Il decreto, varato dal Consiglio dei ministri nella seduta del 20 novembre, passa ora alla Camera per il via libera definitivo, che deve arrivare entro il 20 gennaio.
Nel corso dell’esame in commissione Ambiente a palazzo Madama, le proposte di modifica approvate non sono state molte e hanno riguardato quasi esclusivamente l’articolo 2 del provvedimento, relativo all’individuazione delle aree idonee all’installazione di impianti da fonti rinnovabili.
Spicca invece un emendamento – approvato – del Governo che si discosta dalle materie specifiche del decreto, intervenendo sulla disciplina del Golden power.
Ma vediamo quali sono state le principali modifiche apportate al decreto nel corso dell’iter in commissione.
SU AREE IDONEE PREVISTA DISCIPLINA TRANSITORIA PER PROCEDURE GIÀ IN CORSO
Con una riformulazione approvata in 8a si prevede che le disposizioni contenute nel decreto in materia di individuazione di aree idonee all’installazione di impianti fer su terraferma e di regimi amministrativi semplificati per gli impianti nelle aree idonee “non si applicano alle procedure in corso alla data di entrata in vigore del decreto, le quali continuano a svolgersi ai sensi della disciplina previgente”.

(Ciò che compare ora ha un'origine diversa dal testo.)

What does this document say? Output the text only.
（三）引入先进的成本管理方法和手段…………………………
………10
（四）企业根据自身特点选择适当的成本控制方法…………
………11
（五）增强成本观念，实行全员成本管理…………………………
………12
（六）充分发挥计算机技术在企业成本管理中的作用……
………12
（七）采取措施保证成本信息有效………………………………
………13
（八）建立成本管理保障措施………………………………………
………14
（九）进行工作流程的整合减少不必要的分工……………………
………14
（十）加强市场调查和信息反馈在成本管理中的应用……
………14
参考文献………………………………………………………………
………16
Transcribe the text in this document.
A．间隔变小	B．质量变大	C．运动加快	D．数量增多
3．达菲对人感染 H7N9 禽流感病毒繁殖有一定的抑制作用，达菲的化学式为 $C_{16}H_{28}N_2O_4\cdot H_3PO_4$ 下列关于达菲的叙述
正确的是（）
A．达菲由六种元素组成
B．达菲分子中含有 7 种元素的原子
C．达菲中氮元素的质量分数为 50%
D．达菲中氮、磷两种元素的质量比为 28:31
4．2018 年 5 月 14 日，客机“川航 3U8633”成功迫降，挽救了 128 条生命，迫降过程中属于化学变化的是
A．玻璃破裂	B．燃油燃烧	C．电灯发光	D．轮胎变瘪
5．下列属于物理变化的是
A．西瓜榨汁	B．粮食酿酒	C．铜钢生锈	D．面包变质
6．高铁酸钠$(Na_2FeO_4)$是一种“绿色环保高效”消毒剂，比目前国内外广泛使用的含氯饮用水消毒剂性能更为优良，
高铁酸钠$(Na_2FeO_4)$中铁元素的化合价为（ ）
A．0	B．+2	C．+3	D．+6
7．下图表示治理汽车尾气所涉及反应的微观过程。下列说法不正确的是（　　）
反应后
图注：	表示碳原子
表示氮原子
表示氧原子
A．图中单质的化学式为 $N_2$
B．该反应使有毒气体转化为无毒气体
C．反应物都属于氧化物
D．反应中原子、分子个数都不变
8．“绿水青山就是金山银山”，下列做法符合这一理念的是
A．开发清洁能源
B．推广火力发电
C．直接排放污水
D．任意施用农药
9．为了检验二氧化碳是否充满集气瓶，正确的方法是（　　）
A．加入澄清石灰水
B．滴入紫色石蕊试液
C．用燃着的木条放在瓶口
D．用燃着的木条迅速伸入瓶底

Nella riformulazione viene specificato che per procedure in corso si intendono “quelle abilitative o autorizzatorie, ivi comprese quelle di valutazione ambientale, per le quali la verifica di completezza della documentazione presentata a corredo del progetto risulti compiuta alla data di entrata in vigore del presente decreto”.